Prémio José Figueiredo 2011

"José Malhoa - Tradição e Modernidade" - Nuno Saldanha

Nuno Saldanha é professor do IADE e membro da UNIDCOM. Venceu o "Prémio José de Figueiredo 2011" com a obra "José Malhoa - Tradição e Modernidade", atribuído pela Academia Nacional de Belas Artes, que premeia o melhor Livro de Arte de 2010.
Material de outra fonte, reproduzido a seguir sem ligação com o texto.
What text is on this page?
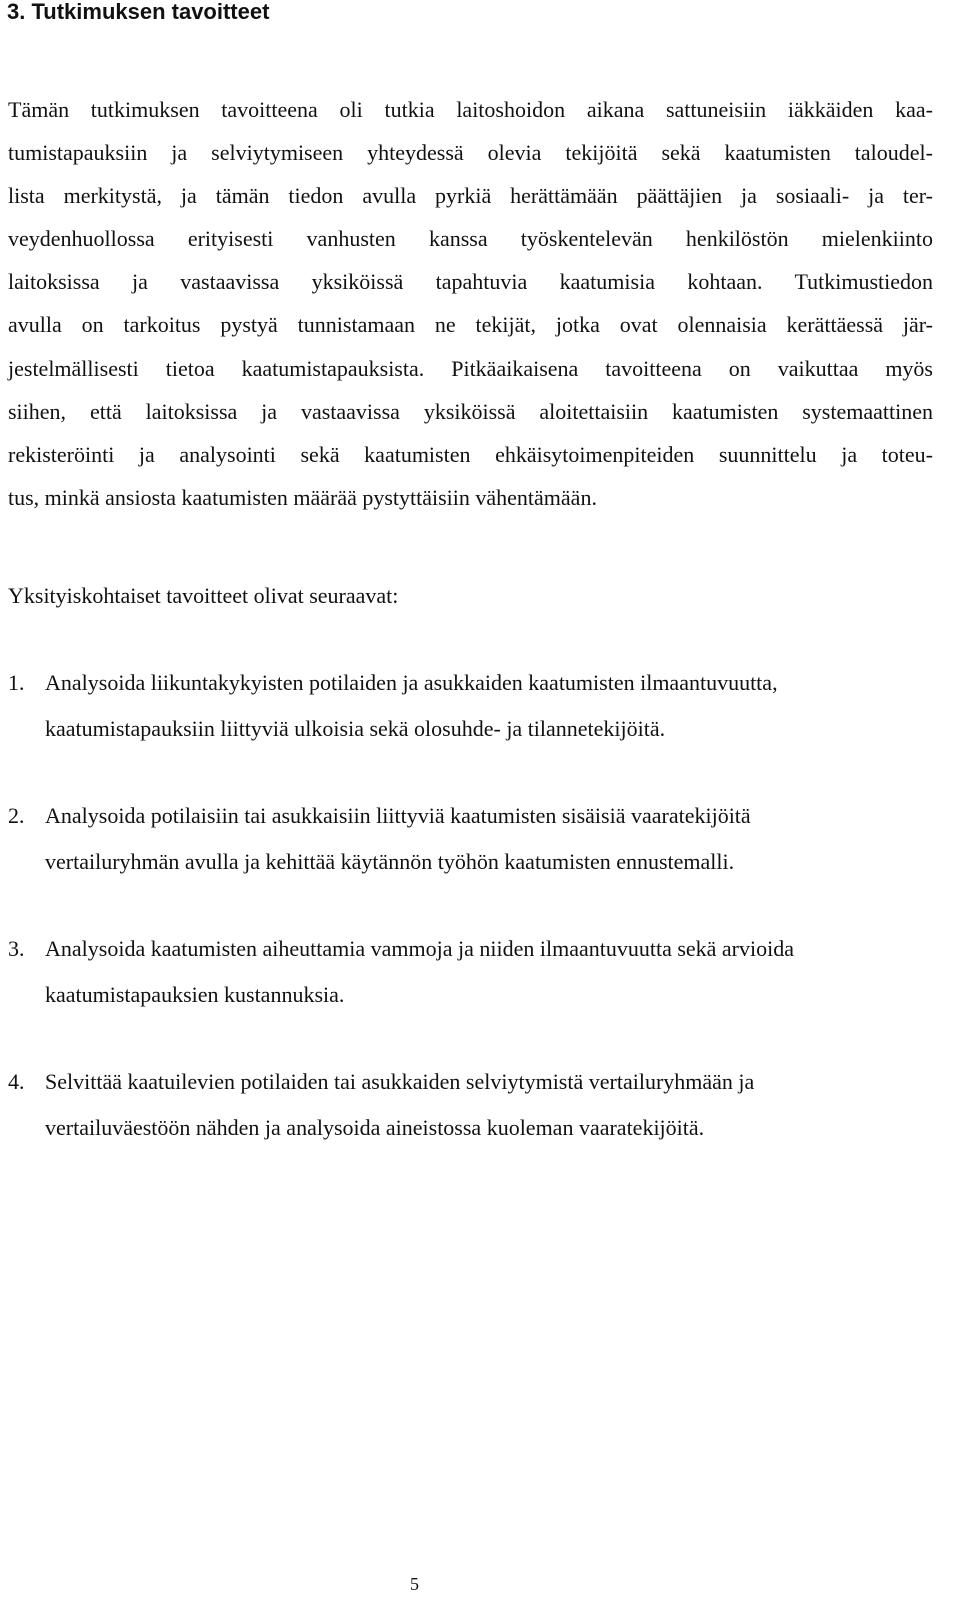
3. Tutkimuksen tavoitteet
Tämän tutkimuksen tavoitteena oli tutkia laitoshoidon aikana sattuneisiin iäkkäiden kaa-
tumistapauksiin ja selviytymiseen yhteydessä olevia tekijöitä sekä kaatumisten taloudel-
lista merkitystä, ja tämän tiedon avulla pyrkiä herättämään päättäjien ja sosiaali- ja ter-
veydenhuollossa erityisesti vanhusten kanssa työskentelevän henkilöstön mielenkiinto
laitoksissa ja vastaavissa yksiköissä tapahtuvia kaatumisia kohtaan. Tutkimustiedon
avulla on tarkoitus pystyä tunnistamaan ne tekijät, jotka ovat olennaisia kerättäessä jär-
jestelmällisesti tietoa kaatumistapauksista. Pitkäaikaisena tavoitteena on vaikuttaa myös
siihen, että laitoksissa ja vastaavissa yksiköissä aloitettaisiin kaatumisten systemaattinen
rekisteröinti ja analysointi sekä kaatumisten ehkäisytoimenpiteiden suunnittelu ja toteu-
tus, minkä ansiosta kaatumisten määrää pystyttäisiin vähentämään.

Yksityiskohtaiset tavoitteet olivat seuraavat:

1. Analysoida liikuntakykyisten potilaiden ja asukkaiden kaatumisten ilmaantuvuutta,
kaatumistapauksiin liittyviä ulkoisia sekä olosuhde- ja tilannetekijöitä.
2. Analysoida potilaisiin tai asukkaisiin liittyviä kaatumisten sisäisiä vaaratekijöitä
vertailuryhmän avulla ja kehittää käytännön työhön kaatumisten ennustemalli.
3. Analysoida kaatumisten aiheuttamia vammoja ja niiden ilmaantuvuutta sekä arvioida
kaatumistapauksien kustannuksia.
4. Selvittää kaatuilevien potilaiden tai asukkaiden selviytymistä vertailuryhmään ja
vertailuväestöön nähden ja analysoida aineistossa kuoleman vaaratekijöitä.
5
O livro foi editado pala Scribe - Produções Culturais, Lda. Visa o estudo de uma das personagens mais carismáticas e incontornáveis no panorama da História da Arte Portuguesa oitocentista. "Uma das mais idolatradas, mas também das mais controversas, nomeadamente no epíteto dado, do "mais português dos pintores portugueses".

Sobre a Obra:

Esta obra visa o estudo de uma das personagens mais carismáticas e incontornáveis no panorama da História da Arte Portuguesa oitocentista. Uma das mais idolatradas, mas também das mais controversas, nomeadamente no epíteto dado, do "mais português dos pintores portugueses". Apesar da popularidade da sua figura, e da extensa fortuna crítica que a ele lhe tem sido dedicada, Malhoa carecia ainda de um estudo sistemático global, e de contextualização, quer a nível nacional, como sobretudo internacional, no sentido de compreender a eventual especificidade da sua obra, e personalidade. Pretendeu-se realizar uma análise detalhada e sistemática da sua vida e obra, não apenas desconstruindo esse "mito da portugalidade", como também, perceber os moldes em que se desenvolveu a sua produção pictórica, através das ideias, dos modelos, influências e resultados, numa obra profusamente ilustrada com cerca de 300 fotografias.

 Sobre o Prémio:

José de Figueiredo foi o primeiro director do Museu Nacional de Arte Antiga. A Academia Nacional das Belas-Artes em homenagem ao seu primeiro director, atribui um prémio com o seu nome, aos melhores livros publicados em Portugal sobre arte e património. Prémio José de Figueiredo da Academia Nacional de Belas Artes - foi  criado em 1940 para evidenciar a investigação na área da história da arte e património, o Prémio José de Figueiredo - cujo nome é uma homenagem ao primeiro director da Academia - foi atribuído pela primeira vez ao escultor Diogo de Macedo e, ao longo de quase setenta anos, foram distinguidos, entre outros investigadores, Santos Simões (Azulejaria), Matos Sequeira (inventários artísticos de Santarém e Leiria), Aires de Carvalho (Barroco), Pedro Dias (Manuelino), José Augusto França, e Vítor Serrão."